We went to see Once Upon a Time in Hollywood last Saturday night. We loved it. Our daughter, a native born Southern Californian did not.

"It was too long. Too self referential. Too indulgent. And too damn long."

Clearly, she needed a Snickers, so we decided to get something to eat.

On the way to the restaurant we mosied on over to Culver City's latest development -- there are many -- the Culver Steps. They all seem to sport architect-inspired catchy names: The Platform, The Steps, The Plaza, The Dungeon, The Abyss, The 9th Gate of Retail Hell. You get the point.

Construction is still going on, but it is clear to see this development will soon become the center of attention in Culver City, bringing with it, traffic, people and street performers. I have little stomach for amateur balloon benders, clowns, and roving troupes of untalented cartwheeling boys/girls. More ominous than that is the promise of public urination.

We stopped visiting the Santa Monica Promenade years ago. When the Santa Anas are blowing, the omnipresent stench of pee pee can be detected all the way over in Culver City.
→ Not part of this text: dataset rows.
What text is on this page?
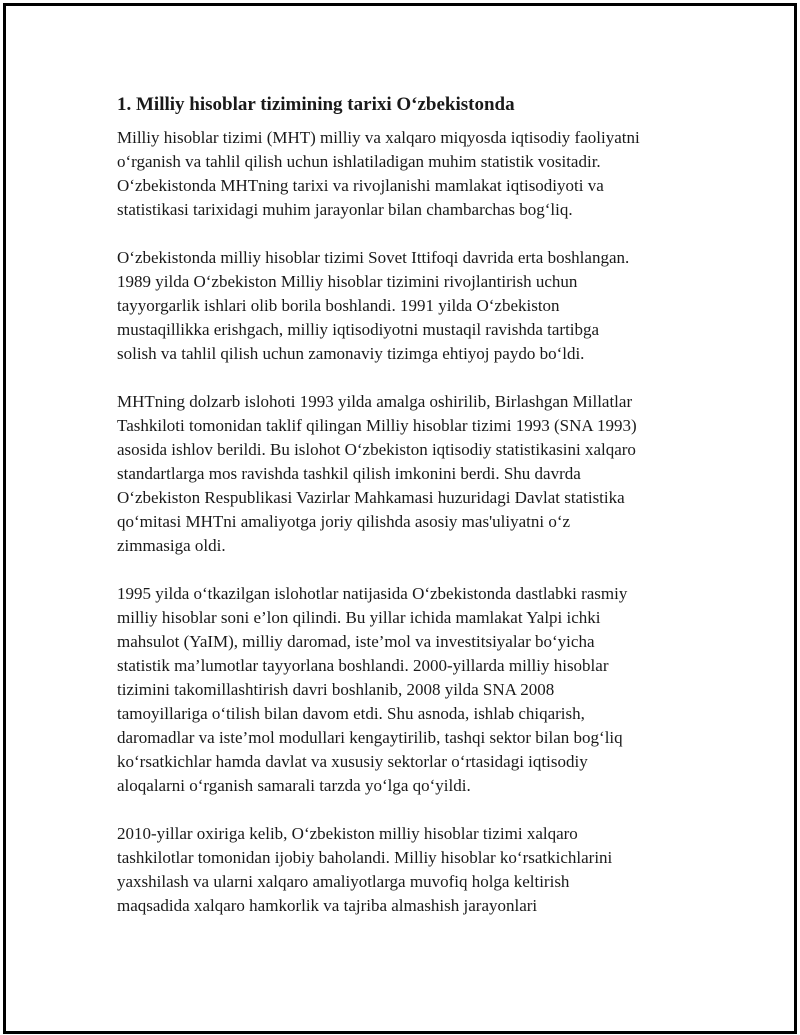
1. Milliy hisoblar tizimining tarixi O‘zbekistonda
Milliy hisoblar tizimi (MHT) milliy va xalqaro miqyosda iqtisodiy faoliyatni
o‘rganish va tahlil qilish uchun ishlatiladigan muhim statistik vositadir.
O‘zbekistonda MHTning tarixi va rivojlanishi mamlakat iqtisodiyoti va
statistikasi tarixidagi muhim jarayonlar bilan chambarchas bog‘liq.
O‘zbekistonda milliy hisoblar tizimi Sovet Ittifoqi davrida erta boshlangan.
1989 yilda O‘zbekiston Milliy hisoblar tizimini rivojlantirish uchun
tayyorgarlik ishlari olib borila boshlandi. 1991 yilda O‘zbekiston
mustaqillikka erishgach, milliy iqtisodiyotni mustaqil ravishda tartibga
solish va tahlil qilish uchun zamonaviy tizimga ehtiyoj paydo bo‘ldi.
MHTning dolzarb islohoti 1993 yilda amalga oshirilib, Birlashgan Millatlar
Tashkiloti tomonidan taklif qilingan Milliy hisoblar tizimi 1993 (SNA 1993)
asosida ishlov berildi. Bu islohot O‘zbekiston iqtisodiy statistikasini xalqaro
standartlarga mos ravishda tashkil qilish imkonini berdi. Shu davrda
O‘zbekiston Respublikasi Vazirlar Mahkamasi huzuridagi Davlat statistika
qo‘mitasi MHTni amaliyotga joriy qilishda asosiy mas'uliyatni o‘z
zimmasiga oldi.
1995 yilda o‘tkazilgan islohotlar natijasida O‘zbekistonda dastlabki rasmiy
milliy hisoblar soni e’lon qilindi. Bu yillar ichida mamlakat Yalpi ichki
mahsulot (YaIM), milliy daromad, iste’mol va investitsiyalar bo‘yicha
statistik ma’lumotlar tayyorlana boshlandi. 2000-yillarda milliy hisoblar
tizimini takomillashtirish davri boshlanib, 2008 yilda SNA 2008
tamoyillariga o‘tilish bilan davom etdi. Shu asnoda, ishlab chiqarish,
daromadlar va iste’mol modullari kengaytirilib, tashqi sektor bilan bog‘liq
ko‘rsatkichlar hamda davlat va xususiy sektorlar o‘rtasidagi iqtisodiy
aloqalarni o‘rganish samarali tarzda yo‘lga qo‘yildi.
2010-yillar oxiriga kelib, O‘zbekiston milliy hisoblar tizimi xalqaro
tashkilotlar tomonidan ijobiy baholandi. Milliy hisoblar ko‘rsatkichlarini
yaxshilash va ularni xalqaro amaliyotlarga muvofiq holga keltirish
maqsadida xalqaro hamkorlik va tajriba almashish jarayonlari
But I digress. We still have a year or so before all that retail tzuris reaches us. In the meantime there was an older gentleman on the plaza who had set up a very expensive looking telescope. He had a small gaggle of people surrounding him. As we passed, he leaned over and said, "Do you want to see Saturn?" 

Hell yes, I want to see Saturn.

Just a few months ago, I had carted my Brookstone-purchased telescope up to the Eastern Sierras for the same purpose. That endeavor did not end well.

"I'm not sure if that's Saturn, or a speck of dust on the lens." 

I might not have properly calibrated the azimuth. Or triangulated the scope with the North Star. Or it might just have been an excess of rum and cokes. But I can tell you setting up a telescope is not layman's work.

But Mr. Pith Helmet Man on the Plaza had no such issues. From the ooohs and ahhhs, coming from the passersby it was clear this was a fellow who had read the instruction manual.

We stepped up to the scope, gently leaned in and peaked through the quarter-sized lens.

It was unmistakable. It was magnificent. It was Saturn.

Mind you, you couldn't see any color. The rings looked more like one ring. And the image was considerably smaller than the picture above.

In fact, it looked more like this...

Only, about 1000% smaller.

Nevertheless it was exhilarating. More importantly, it gave me an opportunity to unleash my inner 14 year old in front of a captive audience, and I know you see this coming.

"Thanks mister. That was great. Can you show us Uranus?"